PSEIB-v1 — Parent–State Emergency Intervention Boundary
Minimal decisive test for responsibility clarity during emergency interventions affecting a child
Status: Pre-registered protocol · Results pending
Purpose
This protocol tests whether responsibility, authority, and accountability are explicitly defined and enforceable at the parent–state boundary during emergency health or educational interventions involving a child.
The objective is not to adjudicate policy correctness or moral preference, but to determine whether a clear, pre-established chain of responsibility exists before an emergency occurs — or whether responsibility becomes disputed, fragmented, or retroactively assigned.
Core Experimental Question
When an emergency intervention affecting a child is initiated without timely parental consent, is there always a single, explicit, and accepted authority responsible for the decision — or does accountability become ambiguous between parents, state actors, and institutional staff?
Minimal Scenario
Situation: A child experiences an emergency health or educational crisis (e.g., acute medical episode at school, sudden behavioral incident requiring removal, restraint, or emergency placement).
Constraints:
- Parent or guardian is unavailable or unreachable in real time
- State or institutional actors initiate intervention based on perceived emergency authority
- Action is taken under doctrines such as emergency exception, in loco parentis, or “best interest of the child”
Post-event: Parent contests necessity, proportionality, or authorization; or state actors question parental adequacy or compliance.
Explicit Parties with Plausible Responsibility Claims
- Parent(s) / Guardian(s): Primary custodial authority; consent holder; contest intervention after the fact.
- State Authorities: Child protective services, emergency medical services, or designated state agents invoking emergency authority.
- School / Healthcare Staff: Teachers, principals, school nurses, physicians, or administrators acting under delegated or situational authority.
Pre-Registered Test Protocol
Step 1 — Case Selection
- Select one real or simulated incident in health
- Select one real or simulated incident in education
- De-identify all materials; preserve timelines and decision logic
Step 2 — Artifact Collection
- Timeline of actions and handoffs
- Consent forms, emergency orders, refusal or objection records
- Documented communications (calls, alerts, messages)
- Policies and legal authorities cited (statutes, emergency doctrine, in loco parentis)
Step 3 — Responsibility Attribution
Each party’s responsibility claim is recorded verbatim, including:
- Who claims authority for each action
- Who denies responsibility or claims exemption
- What authority is cited
Step 4 — Post-Event Review
Introduce a review condition (administrative inquiry, legal challenge, or policy audit) and re-evaluate responsibility attribution.

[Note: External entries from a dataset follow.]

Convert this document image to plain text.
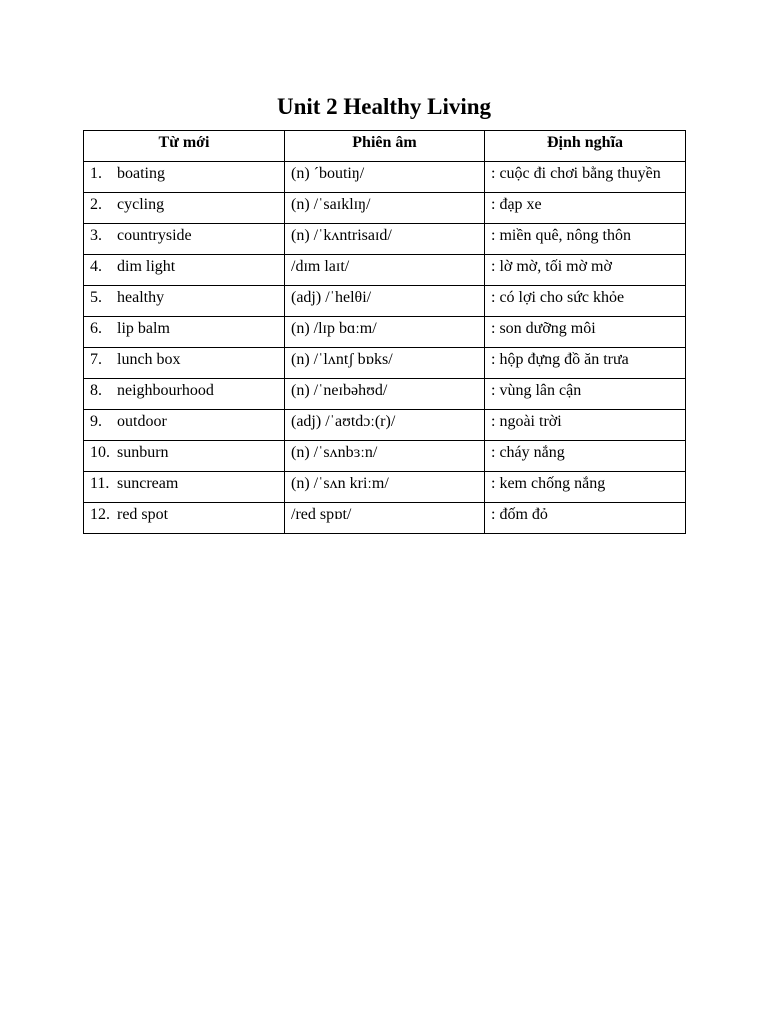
Unit 2 Healthy Living
Từ mới	Phiên âm	Định nghĩa
1. boating	(n) ˊboutiŋ/	: cuộc đi chơi bằng thuyền
2. cycling	(n) /ˈsaɪklɪŋ/	: đạp xe
3. countryside	(n) /ˈkʌntrisaɪd/	: miền quê, nông thôn
4. dim light	/dɪm laɪt/	: lờ mờ, tối mờ mờ
5. healthy	(adj) /ˈhelθi/	: có lợi cho sức khỏe
6. lip balm	(n) /lɪp bɑːm/	: son dưỡng môi
7. lunch box	(n) /ˈlʌntʃ bɒks/	: hộp đựng đồ ăn trưa
8. neighbourhood	(n) /ˈneɪbəhʊd/	: vùng lân cận
9. outdoor	(adj) /ˈaʊtdɔː(r)/	: ngoài trời
10. sunburn	(n) /ˈsʌnbɜːn/	: cháy nắng
11. suncream	(n) /ˈsʌn kriːm/	: kem chống nắng
12. red spot	/red spɒt/	: đốm đỏ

Closure Conditions (Binary)
PASS — Boundary Closed
- Every consequential action has a pre-established, documented owner
- Authority and accountability are accepted by all parties ex post
- No contradictory or competing responsibility claims emerge
FAIL — Boundary Disputed
- Two or more parties claim primary authority
- Responsibility is denied or reassigned after the fact
- No protocol-defined final arbiter resolves the dispute
- Evidence includes blame shifting, legal action, or unresolved administrative review
A failure conclusively demonstrates a responsibility gap at the parent–state emergency intervention boundary.
Required Output
Responsibility Statement Table
| Action / Decision | Claimed Responsible Party | Documentation / Evidence | Disputed (Y/N) | |-------------------|---------------------------|--------------------------|----------------|
Minimal Summary Statement
“Responsibility for [action] was / was not clearly assignable. Dispute arose at [step]. Closure requires protocol clarification at [boundary].”
Implications
If Boundary Closed
Existing consent hierarchies, notification pathways, and emergency authority protocols are sufficient under tested conditions.
If Boundary Disputed
Publish the failure to identify specific authority gaps, notification failures, or escalation ambiguities requiring explicit repair.
This protocol evaluates responsibility structure, not moral correctness or legal merit. It makes no policy recommendations.
Results are publishable regardless of outcome. A negative result closes the question under PSEIB-v1 conditions.